Documentarian is using Chattanooga's stories for national projects

Robert Ashton Winslow
Robert Ashton Winslow

Name: Robert Ashton Winslow

Age: 26

Hometown: Chattanooga

Profession: Videographer, content creator and consultant

Robert Ashton Winslow is a starving artist. He's spent the past few years working two and three jobs in support of his dream. But it's not fame or fortune he seeks. It's answers, and a viable framework for the future.

He's the observationist, untrained new century journalist, learning-through-doing videographer and editor behind Southern Dialogues, a documentary series exploring political polarization through the context of the South: its cities, people and how that ideology is playing out in their lives. The most recent arm of that centers on Chattanooga and focuses on four themes: The Gig and Building an Innovating Economy; Real Estate, Housing and Gentrification; Thrive 2055 and Regional Economic Development; and Public Education.

Tune in

Winslow debuted the first component in his Chattanooga-centric pieces, the one on public education, in February to a standing-room-only crowd. He is planning screenings of the compilations surrounding the other themes in that series throughout this month. To learn more, get involved or offer support, visit southerndialogues.com.

* When I started this it was with the idea that the South is where all these big, open ideas and contentions are; where things are being worked out in people's experience. Then, when taking all that and asking how the South is changing, the predominant theme is the growth of cities. That's where everything going on in Chattanooga is a really spectacular window into these big questions to the future of American life being worked out through robust civic initiatives that are really felt as the life of a city and the life of the broader community.

* It really came from a place of "What does the future look like?" and wanting concrete answers to that, and then so very naively going out and looking for them.

* I pick[ed] my four themes for the program and, as far as I'm concerned, these are the big questions for the American city in the next generation.

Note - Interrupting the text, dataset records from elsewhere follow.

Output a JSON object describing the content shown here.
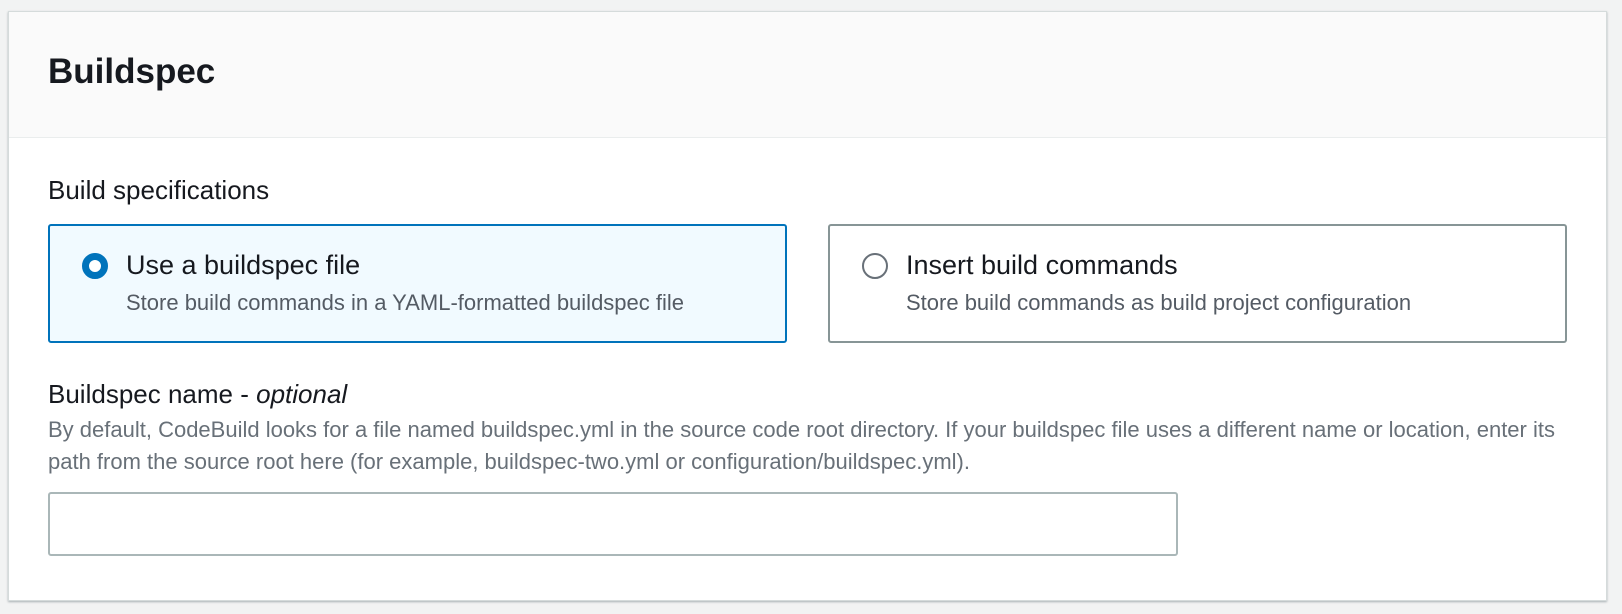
{
  "panel": {
    "title": "Buildspec"
  },
  "build_specifications": {
    "label": "Build specifications",
    "options": [
      {
        "title": "Use a buildspec file",
        "description": "Store build commands in a YAML-formatted buildspec file",
        "selected": true
      },
      {
        "title": "Insert build commands",
        "description": "Store build commands as build project configuration",
        "selected": false
      }
    ]
  },
  "buildspec_name": {
    "label": "Buildspec name - ",
    "optional": "optional",
    "description": "By default, CodeBuild looks for a file named buildspec.yml in the source code root directory. If your buildspec file uses a different name or location, enter its path from the source root here (for example, buildspec-two.yml or configuration/buildspec.yml).",
    "value": "",
    "placeholder": ""
  },
  "colors": {
    "accent": "#0073bb",
    "selected_tile_bg": "#f1faff",
    "text_secondary": "#687078"
  },
  "icons": {
    "radio_selected": "radio-checked-icon",
    "radio_unselected": "radio-unchecked-icon"
  }
}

* These are problems being actively solved right now. It's not about my documentary.

* When I think of these really big questions, I think of the documentary style of asking really big questions at a small and medium scale.

* There are a lot of questions I ask in these that might not have answers. The point is for the videos to be an opportunity to listen when you might not know how to create these conversations in life, and elevate the dialogue so we can do a better job of meeting each other, especially where we disagree on what the significance of these big questions is.

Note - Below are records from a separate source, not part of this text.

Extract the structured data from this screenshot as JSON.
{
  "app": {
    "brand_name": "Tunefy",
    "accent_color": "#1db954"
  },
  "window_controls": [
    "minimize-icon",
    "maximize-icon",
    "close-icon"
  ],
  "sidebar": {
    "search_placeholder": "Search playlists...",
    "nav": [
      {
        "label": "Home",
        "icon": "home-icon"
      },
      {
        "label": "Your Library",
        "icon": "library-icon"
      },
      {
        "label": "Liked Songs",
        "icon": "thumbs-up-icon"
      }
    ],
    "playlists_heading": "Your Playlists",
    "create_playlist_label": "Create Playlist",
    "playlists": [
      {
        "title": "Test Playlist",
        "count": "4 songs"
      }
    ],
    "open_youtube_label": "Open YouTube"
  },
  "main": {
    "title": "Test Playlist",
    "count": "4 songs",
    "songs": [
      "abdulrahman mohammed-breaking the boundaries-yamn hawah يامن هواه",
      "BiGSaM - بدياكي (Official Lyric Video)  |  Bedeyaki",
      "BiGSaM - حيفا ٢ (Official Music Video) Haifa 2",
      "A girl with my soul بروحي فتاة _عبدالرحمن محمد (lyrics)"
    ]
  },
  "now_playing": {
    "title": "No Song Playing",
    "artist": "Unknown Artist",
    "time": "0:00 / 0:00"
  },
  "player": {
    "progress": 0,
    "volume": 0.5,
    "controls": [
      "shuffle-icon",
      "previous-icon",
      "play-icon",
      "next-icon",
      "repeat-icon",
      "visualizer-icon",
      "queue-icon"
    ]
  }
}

* [I want this] to give a new perspective and a better sense of own capability to engage with these big questions and be a leader and work together to find ways of building a better future.

* I've been consistently impressed by the thoughtfulness and the candor and open-endedness that comes in all these conversations at this leadership level. The whole question becomes how that translates for people.

* I'm trying to figure out now - and I need as much help as I can - how to make it intuitive for people to take that and run with it so that it can act as a resource for this ongoing conversation.

* I feel like I'm doing this as an artist, as somebody who cares a lot and has these big questions, but I've never had somebody say it's a stretch; I don't get the premise.

* What has been most challenging is trying to pull people not to treat this as a movie.

* As far as I know, nothing like this has ever been done before.

* It was something I felt called to do and needed to try while I had the opportunity, while I was still young enough.

* I want this to be the story of Chattanooga at the turning point and how we as the broader community are shaping our own future.

* If I can get [enough help], there is no reason in my mind not to publish everything - all the events, B-roll, music, video collaboration - and finding ways to index it to make it searchable, to make it interactive.

* I want this to end up being a library of civic media resources for the ongoing initiatives and the community on a continuing basis.

* There's a lot to be proud of for Chattanooga, but you'll never hear me as a cheerleader or as "best town ever." It's not because I don't think that's true or worth being celebrated, it's just because I think it's grossly inappropriate considering the challenges that need to be in the story.

* As we've had this success story of open revitalization and economic diversity, it has come with consistently high and even growing poverty and some of the worst economic mobility in the country and extreme racial disparity.

* What concerns me is not the idea that we can't have a great future on this trajectory with these fundamental problems. What concerns me is the idea that we can.